I'm a Product Launch Specialist. I manage go-to-market timelines and monitor all the activities relating to product launches at Impossible Foods, and if anything goes wrong that drastically impacts the launch's success, that's at least partially on my head. I am hired as a firefighter, and my job is to put out any and all sparks before they turn into blazes.
At any and all points during this process, there is a list of at least 50 theoretical things that could ruin a launch. Hiccups in getting the first batch of product shipped to retailers. Entering the wrong case gross weight into Walmart's item setup system, causing our product to be rejected upon delivery. Delays in getting product samples delivered to journalists early enough for great launch-day press coverage. None of these things I am directly responsible for, but all of them I have to oversee, and therefore it is to some degree my job to worry about all of them.

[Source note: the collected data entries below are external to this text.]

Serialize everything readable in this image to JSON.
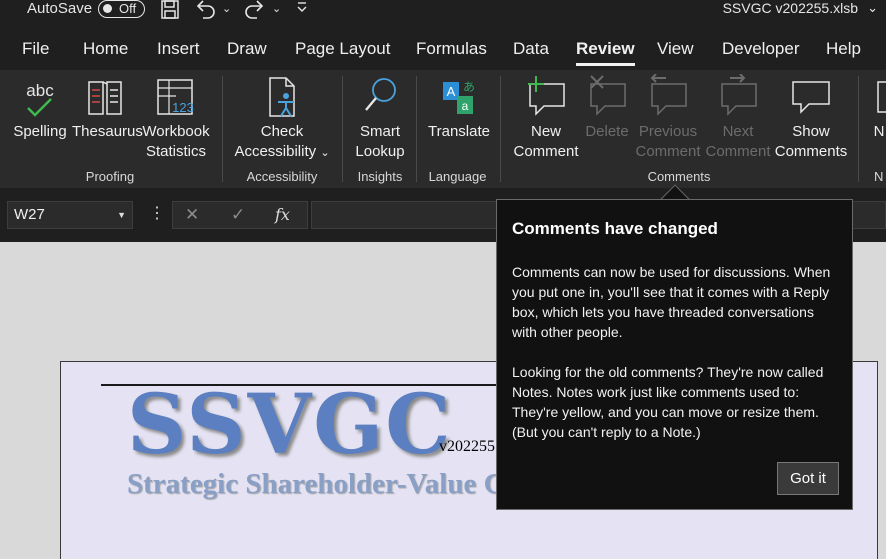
{
  "titlebar": {
    "autosave_label": "AutoSave",
    "autosave_state": "Off",
    "filename": "SSVGC v202255.xlsb",
    "icons": [
      "save-icon",
      "undo-icon",
      "redo-icon",
      "customize-qat-icon"
    ]
  },
  "tabs": [
    {
      "label": "File"
    },
    {
      "label": "Home"
    },
    {
      "label": "Insert"
    },
    {
      "label": "Draw"
    },
    {
      "label": "Page Layout"
    },
    {
      "label": "Formulas"
    },
    {
      "label": "Data"
    },
    {
      "label": "Review",
      "active": true
    },
    {
      "label": "View"
    },
    {
      "label": "Developer"
    },
    {
      "label": "Help"
    }
  ],
  "ribbon": {
    "proofing": {
      "group_label": "Proofing",
      "spelling": {
        "label": "Spelling",
        "icon_text": "abc"
      },
      "thesaurus": {
        "label": "Thesaurus"
      },
      "workbook_stats": {
        "line1": "Workbook",
        "line2": "Statistics",
        "icon_text": "123"
      }
    },
    "accessibility": {
      "group_label": "Accessibility",
      "check": {
        "line1": "Check",
        "line2": "Accessibility"
      }
    },
    "insights": {
      "group_label": "Insights",
      "smart_lookup": {
        "line1": "Smart",
        "line2": "Lookup"
      }
    },
    "language": {
      "group_label": "Language",
      "translate": {
        "label": "Translate"
      }
    },
    "comments": {
      "group_label": "Comments",
      "new": {
        "line1": "New",
        "line2": "Comment"
      },
      "delete": {
        "label": "Delete"
      },
      "previous": {
        "line1": "Previous",
        "line2": "Comment"
      },
      "next": {
        "line1": "Next",
        "line2": "Comment"
      },
      "show": {
        "line1": "Show",
        "line2": "Comments"
      }
    },
    "overflow_partial": "N"
  },
  "formula_bar": {
    "name_box": "W27",
    "cancel": "✕",
    "enter": "✓",
    "fx": "fx",
    "formula": ""
  },
  "sheet": {
    "logo": "SSVGC",
    "version": "v202255",
    "tagline": "Strategic Shareholder-Value G"
  },
  "popup": {
    "title": "Comments have changed",
    "p1": "Comments can now be used for discussions. When you put one in, you'll see that it comes with a Reply box, which lets you have threaded conversations with other people.",
    "p2": "Looking for the old comments? They're now called Notes. Notes work just like comments used to: They're yellow, and you can move or resize them. (But you can't reply to a Note.)",
    "button": "Got it"
  },
  "colors": {
    "chrome_dark": "#1f1f1f",
    "ribbon_bg": "#2b2b2b",
    "popup_bg": "#111111",
    "logo_blue": "#5b7fc0",
    "sheet_bg": "#e5e3f3",
    "spelling_check_green": "#3fb950",
    "excel_blue": "#4aa3df"
  }
}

Except I'm realizing that's impossible. It's simply not feasible at all to try and predict every way something could possibly go wrong, because although I work with a phenomenal team, mankind never ceases to amaze in showing just how many ways there are to screw something up.
And so I've stopped trying to see five moves ahead on every issue like a corporate Bobby Fischer. I simply don't have the capacity. Instead, I look myself in the mirror and ask, "What is the one thing that is most likely to kill me today?" And then I make sure that doesn't happen.
When you spread your focus evenly across 50 issues, you're not actually solving any of them; you're just worrying about all of them. Especially in an environment where resources are constrained (as is the case at many young companies), sometimes it's just significantly more efficient to put out one brush fire than to actively monitor 50 fire hazards. I just channel a lot more of my time and energy into making sure the most critical fire hazard doesn't become the brush fire.
Blazes will inevitably start, and when that happens, I will be there to put out the fire as quickly as possible. But as long as I know the one thing that could kill me fastest is taken care of, I'm able to charge ahead knowing we will avoid utter catastrophe, and the rest we will solve when needed.